Prémisses
L’analyse des faits de langue socialement connotés comme populaires dans les romans de notre corpus nous incite à nous demander si, dans la fiction romanesque, le registre populaire ne reposerait pas avant tout sur des stéréotypes linguistiques. Notre réflexion s’appuie sur un corpus couvrant une période de quarante ans (1966-2006), qui jusqu’à présent a été peu explorée en ce qui concerne la représentation de l’oralité populaire. Nous précisons en outre que les textes romanesques, dont le choix se base sur des critères chronologiques et sociolinguistiques, sont suffisamment distants pour témoigner de conceptions non homogènes de la langue populaire.
La première partie de cet article se propose de circonscrire les notions de stéréotype et de registre populaire appliquées à un corpus littéraire. La deuxième partie décrit quant à elle la démarche d’analyse qui consiste à inventorier par la lecture, les principaux phénomènes identifiés comme des connotateurs socioculturels1 de type populaire. Cette étape a pour objectif de comprendre quels sont les faits de langue qui contribuent à la construction de la parlure populaire en fiction. Enfin, nous montrons dans cette étude qui tente de jeter un pont entre la linguistique et les écrits littéraires qu’il existe un décalage entre la pratique et la vision idéologique de la langue populaire.
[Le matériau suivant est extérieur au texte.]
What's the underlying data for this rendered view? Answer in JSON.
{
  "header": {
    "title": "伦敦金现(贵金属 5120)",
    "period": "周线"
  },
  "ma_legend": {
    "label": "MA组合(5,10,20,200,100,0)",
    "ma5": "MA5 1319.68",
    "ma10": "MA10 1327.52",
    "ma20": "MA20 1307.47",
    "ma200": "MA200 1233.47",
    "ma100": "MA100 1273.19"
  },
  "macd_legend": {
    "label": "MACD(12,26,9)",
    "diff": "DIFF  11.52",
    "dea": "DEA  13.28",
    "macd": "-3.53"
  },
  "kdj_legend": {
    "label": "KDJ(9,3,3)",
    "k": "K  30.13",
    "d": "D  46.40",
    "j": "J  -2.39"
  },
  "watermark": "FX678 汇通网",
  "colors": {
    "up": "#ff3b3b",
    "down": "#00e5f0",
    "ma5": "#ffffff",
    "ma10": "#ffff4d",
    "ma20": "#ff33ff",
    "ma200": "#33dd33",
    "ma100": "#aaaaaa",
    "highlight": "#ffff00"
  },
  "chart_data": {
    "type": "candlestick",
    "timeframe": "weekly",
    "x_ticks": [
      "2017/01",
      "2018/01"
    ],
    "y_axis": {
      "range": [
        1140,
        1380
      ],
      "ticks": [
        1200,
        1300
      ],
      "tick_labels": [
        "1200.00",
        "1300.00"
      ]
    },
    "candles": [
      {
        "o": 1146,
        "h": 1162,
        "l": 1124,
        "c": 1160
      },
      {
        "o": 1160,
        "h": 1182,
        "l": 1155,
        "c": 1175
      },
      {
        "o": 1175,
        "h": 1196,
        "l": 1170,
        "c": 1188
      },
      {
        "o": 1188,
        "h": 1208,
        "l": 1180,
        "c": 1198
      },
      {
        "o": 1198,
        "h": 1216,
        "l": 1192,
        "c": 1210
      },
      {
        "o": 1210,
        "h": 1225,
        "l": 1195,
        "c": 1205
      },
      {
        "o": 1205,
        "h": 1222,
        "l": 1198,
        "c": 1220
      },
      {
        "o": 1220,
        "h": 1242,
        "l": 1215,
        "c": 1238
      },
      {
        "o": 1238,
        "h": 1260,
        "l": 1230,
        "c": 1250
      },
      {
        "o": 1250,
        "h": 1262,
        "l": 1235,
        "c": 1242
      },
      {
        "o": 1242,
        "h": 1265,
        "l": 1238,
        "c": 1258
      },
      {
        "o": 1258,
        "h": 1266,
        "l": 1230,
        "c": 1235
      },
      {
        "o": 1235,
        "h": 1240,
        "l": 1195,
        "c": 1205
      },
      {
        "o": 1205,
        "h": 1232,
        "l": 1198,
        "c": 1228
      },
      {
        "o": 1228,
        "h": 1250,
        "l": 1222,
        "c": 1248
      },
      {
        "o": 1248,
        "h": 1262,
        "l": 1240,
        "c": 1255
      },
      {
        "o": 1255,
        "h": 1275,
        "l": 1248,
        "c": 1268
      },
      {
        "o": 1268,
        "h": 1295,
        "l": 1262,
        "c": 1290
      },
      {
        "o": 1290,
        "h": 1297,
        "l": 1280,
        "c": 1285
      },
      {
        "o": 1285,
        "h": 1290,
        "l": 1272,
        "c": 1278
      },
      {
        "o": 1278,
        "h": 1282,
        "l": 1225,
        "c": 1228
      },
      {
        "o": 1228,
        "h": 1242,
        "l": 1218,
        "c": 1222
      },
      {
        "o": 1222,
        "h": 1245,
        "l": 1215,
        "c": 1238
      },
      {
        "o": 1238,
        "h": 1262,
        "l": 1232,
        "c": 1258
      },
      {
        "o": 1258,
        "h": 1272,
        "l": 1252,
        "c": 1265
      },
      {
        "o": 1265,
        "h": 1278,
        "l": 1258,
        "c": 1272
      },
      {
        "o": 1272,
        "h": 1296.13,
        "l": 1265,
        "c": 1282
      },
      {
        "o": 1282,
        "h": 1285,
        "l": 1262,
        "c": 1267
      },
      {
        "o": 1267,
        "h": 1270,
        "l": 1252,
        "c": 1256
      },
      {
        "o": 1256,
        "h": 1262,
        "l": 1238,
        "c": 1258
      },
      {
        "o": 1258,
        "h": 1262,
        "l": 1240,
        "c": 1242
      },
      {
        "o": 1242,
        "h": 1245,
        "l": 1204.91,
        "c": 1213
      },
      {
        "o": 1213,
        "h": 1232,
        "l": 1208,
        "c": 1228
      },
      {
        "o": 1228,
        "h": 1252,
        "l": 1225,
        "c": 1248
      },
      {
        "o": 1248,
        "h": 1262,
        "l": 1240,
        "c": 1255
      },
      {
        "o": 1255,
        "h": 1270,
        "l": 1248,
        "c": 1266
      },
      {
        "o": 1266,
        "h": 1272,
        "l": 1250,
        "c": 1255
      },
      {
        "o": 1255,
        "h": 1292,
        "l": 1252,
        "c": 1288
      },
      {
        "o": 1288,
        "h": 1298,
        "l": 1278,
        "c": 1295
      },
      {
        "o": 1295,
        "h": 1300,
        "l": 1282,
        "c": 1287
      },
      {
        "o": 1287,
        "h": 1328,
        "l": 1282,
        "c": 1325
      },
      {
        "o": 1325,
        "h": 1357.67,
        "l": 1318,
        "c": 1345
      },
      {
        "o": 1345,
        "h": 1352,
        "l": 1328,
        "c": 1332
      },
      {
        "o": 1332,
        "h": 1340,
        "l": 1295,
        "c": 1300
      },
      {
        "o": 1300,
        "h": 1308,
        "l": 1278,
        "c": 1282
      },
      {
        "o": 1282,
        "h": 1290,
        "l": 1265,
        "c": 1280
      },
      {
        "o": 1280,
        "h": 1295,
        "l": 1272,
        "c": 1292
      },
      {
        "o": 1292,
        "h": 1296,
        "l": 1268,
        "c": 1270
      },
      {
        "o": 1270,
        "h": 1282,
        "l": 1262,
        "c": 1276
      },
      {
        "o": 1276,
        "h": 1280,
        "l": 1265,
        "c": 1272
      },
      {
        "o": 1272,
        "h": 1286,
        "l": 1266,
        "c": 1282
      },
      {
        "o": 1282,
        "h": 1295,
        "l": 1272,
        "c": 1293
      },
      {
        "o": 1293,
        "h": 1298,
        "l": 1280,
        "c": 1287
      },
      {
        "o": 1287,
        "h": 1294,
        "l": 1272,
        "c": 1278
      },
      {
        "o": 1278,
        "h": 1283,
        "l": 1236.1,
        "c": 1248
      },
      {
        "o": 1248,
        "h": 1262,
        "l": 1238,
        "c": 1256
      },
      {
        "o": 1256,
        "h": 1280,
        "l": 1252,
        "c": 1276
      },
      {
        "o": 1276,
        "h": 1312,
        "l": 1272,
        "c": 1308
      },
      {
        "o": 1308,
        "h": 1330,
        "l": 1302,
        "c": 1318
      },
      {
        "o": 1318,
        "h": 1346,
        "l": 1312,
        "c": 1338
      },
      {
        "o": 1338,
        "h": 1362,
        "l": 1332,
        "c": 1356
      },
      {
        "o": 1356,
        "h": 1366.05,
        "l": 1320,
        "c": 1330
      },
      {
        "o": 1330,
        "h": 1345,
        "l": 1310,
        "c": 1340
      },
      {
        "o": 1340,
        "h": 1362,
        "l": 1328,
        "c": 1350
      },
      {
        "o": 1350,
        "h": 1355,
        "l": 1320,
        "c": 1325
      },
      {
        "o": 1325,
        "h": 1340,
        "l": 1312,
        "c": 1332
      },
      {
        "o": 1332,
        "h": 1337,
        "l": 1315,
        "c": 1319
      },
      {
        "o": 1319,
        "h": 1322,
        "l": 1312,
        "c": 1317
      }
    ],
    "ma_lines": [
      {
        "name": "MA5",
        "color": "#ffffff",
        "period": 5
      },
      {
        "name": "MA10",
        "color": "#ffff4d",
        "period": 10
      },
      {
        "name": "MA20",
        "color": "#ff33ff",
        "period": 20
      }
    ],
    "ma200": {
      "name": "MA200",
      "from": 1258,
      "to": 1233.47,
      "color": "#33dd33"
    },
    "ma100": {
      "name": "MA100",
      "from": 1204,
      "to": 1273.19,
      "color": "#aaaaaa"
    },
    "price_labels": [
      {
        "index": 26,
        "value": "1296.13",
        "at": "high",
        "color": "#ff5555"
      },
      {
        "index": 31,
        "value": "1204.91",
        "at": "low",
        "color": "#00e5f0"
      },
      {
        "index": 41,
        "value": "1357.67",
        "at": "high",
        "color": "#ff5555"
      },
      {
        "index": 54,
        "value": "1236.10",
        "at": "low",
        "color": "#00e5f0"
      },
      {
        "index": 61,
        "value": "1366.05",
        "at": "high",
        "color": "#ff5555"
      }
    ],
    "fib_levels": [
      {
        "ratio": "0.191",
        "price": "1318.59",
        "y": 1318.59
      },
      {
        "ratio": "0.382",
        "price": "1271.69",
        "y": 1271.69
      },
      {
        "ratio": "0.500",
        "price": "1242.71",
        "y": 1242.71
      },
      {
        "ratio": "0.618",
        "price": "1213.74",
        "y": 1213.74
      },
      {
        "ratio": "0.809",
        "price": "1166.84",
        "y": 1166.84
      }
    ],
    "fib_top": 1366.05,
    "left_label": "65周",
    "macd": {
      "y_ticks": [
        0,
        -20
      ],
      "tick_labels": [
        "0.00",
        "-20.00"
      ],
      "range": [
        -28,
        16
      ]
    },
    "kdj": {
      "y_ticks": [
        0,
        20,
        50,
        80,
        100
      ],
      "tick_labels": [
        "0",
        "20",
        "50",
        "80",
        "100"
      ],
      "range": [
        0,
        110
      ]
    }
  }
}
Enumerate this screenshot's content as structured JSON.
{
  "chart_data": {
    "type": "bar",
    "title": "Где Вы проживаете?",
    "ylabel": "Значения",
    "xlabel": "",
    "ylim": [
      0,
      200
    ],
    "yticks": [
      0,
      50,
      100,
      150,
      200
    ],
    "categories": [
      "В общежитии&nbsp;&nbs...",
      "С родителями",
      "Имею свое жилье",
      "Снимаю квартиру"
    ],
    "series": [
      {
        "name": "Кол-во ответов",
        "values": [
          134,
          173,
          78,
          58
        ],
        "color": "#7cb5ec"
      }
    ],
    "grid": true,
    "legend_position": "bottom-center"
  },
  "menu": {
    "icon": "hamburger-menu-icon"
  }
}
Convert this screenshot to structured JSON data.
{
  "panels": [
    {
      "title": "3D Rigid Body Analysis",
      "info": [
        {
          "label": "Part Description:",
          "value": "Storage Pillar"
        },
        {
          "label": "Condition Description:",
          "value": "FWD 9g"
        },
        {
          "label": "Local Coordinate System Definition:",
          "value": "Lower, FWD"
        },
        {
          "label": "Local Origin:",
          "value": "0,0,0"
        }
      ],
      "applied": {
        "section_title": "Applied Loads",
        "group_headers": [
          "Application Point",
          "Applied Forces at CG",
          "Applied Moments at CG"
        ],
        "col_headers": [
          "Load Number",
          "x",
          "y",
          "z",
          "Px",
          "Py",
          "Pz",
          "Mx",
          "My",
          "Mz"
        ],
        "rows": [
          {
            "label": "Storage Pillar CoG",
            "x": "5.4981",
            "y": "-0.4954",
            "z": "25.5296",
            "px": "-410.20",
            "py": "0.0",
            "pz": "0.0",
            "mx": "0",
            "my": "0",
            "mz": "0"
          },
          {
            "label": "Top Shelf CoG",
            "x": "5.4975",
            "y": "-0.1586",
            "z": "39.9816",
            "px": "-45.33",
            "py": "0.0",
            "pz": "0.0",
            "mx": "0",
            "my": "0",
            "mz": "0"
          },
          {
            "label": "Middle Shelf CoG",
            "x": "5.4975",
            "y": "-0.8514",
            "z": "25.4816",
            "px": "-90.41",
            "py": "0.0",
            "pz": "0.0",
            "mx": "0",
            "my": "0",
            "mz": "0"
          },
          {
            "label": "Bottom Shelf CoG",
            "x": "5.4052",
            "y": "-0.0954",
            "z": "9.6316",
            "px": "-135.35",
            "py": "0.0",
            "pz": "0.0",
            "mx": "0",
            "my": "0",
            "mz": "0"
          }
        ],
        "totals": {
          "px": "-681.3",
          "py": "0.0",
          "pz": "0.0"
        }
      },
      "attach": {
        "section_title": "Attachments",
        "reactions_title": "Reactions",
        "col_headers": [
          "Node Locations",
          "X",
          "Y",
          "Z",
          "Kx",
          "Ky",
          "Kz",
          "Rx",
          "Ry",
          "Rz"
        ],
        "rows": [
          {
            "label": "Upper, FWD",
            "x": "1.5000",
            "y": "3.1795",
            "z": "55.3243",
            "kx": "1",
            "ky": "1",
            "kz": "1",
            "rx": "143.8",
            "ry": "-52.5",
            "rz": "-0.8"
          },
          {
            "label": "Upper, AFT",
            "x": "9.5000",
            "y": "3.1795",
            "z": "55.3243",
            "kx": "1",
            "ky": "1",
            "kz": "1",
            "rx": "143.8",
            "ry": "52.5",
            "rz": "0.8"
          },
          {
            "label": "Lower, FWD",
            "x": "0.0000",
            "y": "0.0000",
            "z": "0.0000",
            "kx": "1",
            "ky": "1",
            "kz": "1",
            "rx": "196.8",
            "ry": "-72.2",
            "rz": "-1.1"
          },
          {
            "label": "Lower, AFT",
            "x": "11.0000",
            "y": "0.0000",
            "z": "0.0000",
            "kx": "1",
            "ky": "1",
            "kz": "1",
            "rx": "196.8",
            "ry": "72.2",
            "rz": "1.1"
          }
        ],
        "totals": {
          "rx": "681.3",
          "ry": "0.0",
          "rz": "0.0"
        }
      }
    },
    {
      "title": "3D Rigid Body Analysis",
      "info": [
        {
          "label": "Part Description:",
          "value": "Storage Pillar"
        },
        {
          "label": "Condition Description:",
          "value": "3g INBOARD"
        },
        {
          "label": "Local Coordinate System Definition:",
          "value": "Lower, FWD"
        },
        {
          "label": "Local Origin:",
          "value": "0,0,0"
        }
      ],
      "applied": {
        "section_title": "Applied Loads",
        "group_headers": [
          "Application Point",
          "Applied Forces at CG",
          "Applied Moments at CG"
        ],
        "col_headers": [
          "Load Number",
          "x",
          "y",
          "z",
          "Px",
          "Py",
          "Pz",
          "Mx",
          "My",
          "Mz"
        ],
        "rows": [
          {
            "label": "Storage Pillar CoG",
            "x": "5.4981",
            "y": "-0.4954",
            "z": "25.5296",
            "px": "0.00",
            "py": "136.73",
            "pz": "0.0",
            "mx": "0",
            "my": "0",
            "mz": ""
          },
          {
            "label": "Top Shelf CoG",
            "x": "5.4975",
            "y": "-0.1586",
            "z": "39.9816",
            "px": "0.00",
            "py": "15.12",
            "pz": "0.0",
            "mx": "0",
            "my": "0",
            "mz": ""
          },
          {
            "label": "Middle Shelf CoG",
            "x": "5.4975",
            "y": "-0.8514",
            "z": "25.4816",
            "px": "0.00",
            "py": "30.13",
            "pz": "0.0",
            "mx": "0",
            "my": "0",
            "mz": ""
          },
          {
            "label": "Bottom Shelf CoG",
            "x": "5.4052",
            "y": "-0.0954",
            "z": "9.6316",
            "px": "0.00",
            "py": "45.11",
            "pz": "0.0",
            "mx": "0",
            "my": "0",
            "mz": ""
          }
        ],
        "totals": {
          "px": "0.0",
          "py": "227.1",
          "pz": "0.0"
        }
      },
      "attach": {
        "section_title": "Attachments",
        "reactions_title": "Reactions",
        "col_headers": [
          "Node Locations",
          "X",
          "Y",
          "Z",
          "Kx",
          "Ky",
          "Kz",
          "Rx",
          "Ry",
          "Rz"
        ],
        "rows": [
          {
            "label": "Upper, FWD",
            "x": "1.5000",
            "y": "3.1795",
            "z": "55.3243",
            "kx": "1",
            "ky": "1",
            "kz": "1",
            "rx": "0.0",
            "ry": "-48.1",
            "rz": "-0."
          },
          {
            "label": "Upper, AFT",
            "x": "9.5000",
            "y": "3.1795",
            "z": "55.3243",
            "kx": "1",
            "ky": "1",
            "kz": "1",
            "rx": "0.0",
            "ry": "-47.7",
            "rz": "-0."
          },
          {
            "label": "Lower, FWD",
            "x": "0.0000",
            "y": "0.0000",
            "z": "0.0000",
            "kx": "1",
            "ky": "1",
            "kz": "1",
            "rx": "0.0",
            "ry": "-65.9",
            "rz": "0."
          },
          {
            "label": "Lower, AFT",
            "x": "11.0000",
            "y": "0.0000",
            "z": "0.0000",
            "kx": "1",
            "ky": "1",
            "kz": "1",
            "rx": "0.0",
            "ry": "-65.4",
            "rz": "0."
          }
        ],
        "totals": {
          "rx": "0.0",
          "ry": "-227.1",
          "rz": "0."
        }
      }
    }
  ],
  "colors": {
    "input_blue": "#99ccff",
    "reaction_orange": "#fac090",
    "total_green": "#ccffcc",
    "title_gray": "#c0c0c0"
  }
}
1. Le stéréotype de registre populaire
Les notions de stéréotype aussi bien que celles de langue ou de registre populaires peuvent être à l’origine d’interprétations diverses, c’est pourquoi il nous paraît nécessaire de préciser ce que nous entendons par et l’une et par l’autre dans le cadre de cette étude.
1.1. Le stéréotype
De manière générale, le stéréotype relève d’un processus de catégorisation et de généralisation (Amossy et Herschberg Pierrot 2004 : 27) qui tend à produire une vision simplifiée, voire déformée du réel. Si nous nous limitons à cette vision du stéréotype, nous lui attribuons un rôle essentiellement dépréciatif et réducteur. Le stéréotype est ainsi souvent considéré comme simple plutôt que complexe, comme erroné plutôt que correct et comme acquis de seconde main plutôt que relevant de l’expérience personnelle. Toutefois, la notion de stéréotype à laquelle nous nous référons ici se caractérise davantage par des fonctions d’identification et d’appartenance sociales. Des caractéristiques qui sont mises en évidence par J.-P. Leyens, V. Yzerbyt et G. Schadron (1996). Le stéréotype est envisagé par ces auteurs comme un ensemble de croyances partagées concernant « les caractéristiques personnelles, généralement des traits de personnalité, mais souvent aussi des comportements, d’un groupe de personnes » (Leyens/Yzerbyt/Schadron 1996 : 24). Nous privilégions cette définition car dans la sphère romanesque, le stéréotype populaire se construit grâce à la mise en relation des traits linguistiques et des traits extra-linguistiques que l’auteur attribue à ses personnages. En effet, dans les romans que nous analysons, les personnages se répartissent en deux groupes distincts : ceux qui utilisent la langue standard et ceux qui présentent des traits qui s’en démarquent. On observe alors qu’une dialectique s’instaure entre les caractéristiques qui placent les personnages au bas de l’échelle sociale (profession, lieu d’habitation, niveau d’instruction, etc.) et les traits de langue non standard. La langue populaire en fiction est en d’autres termes étroitement liée au portrait social des personnages et à l’effet que celui-ci produit sur l’imaginaire du lecteur.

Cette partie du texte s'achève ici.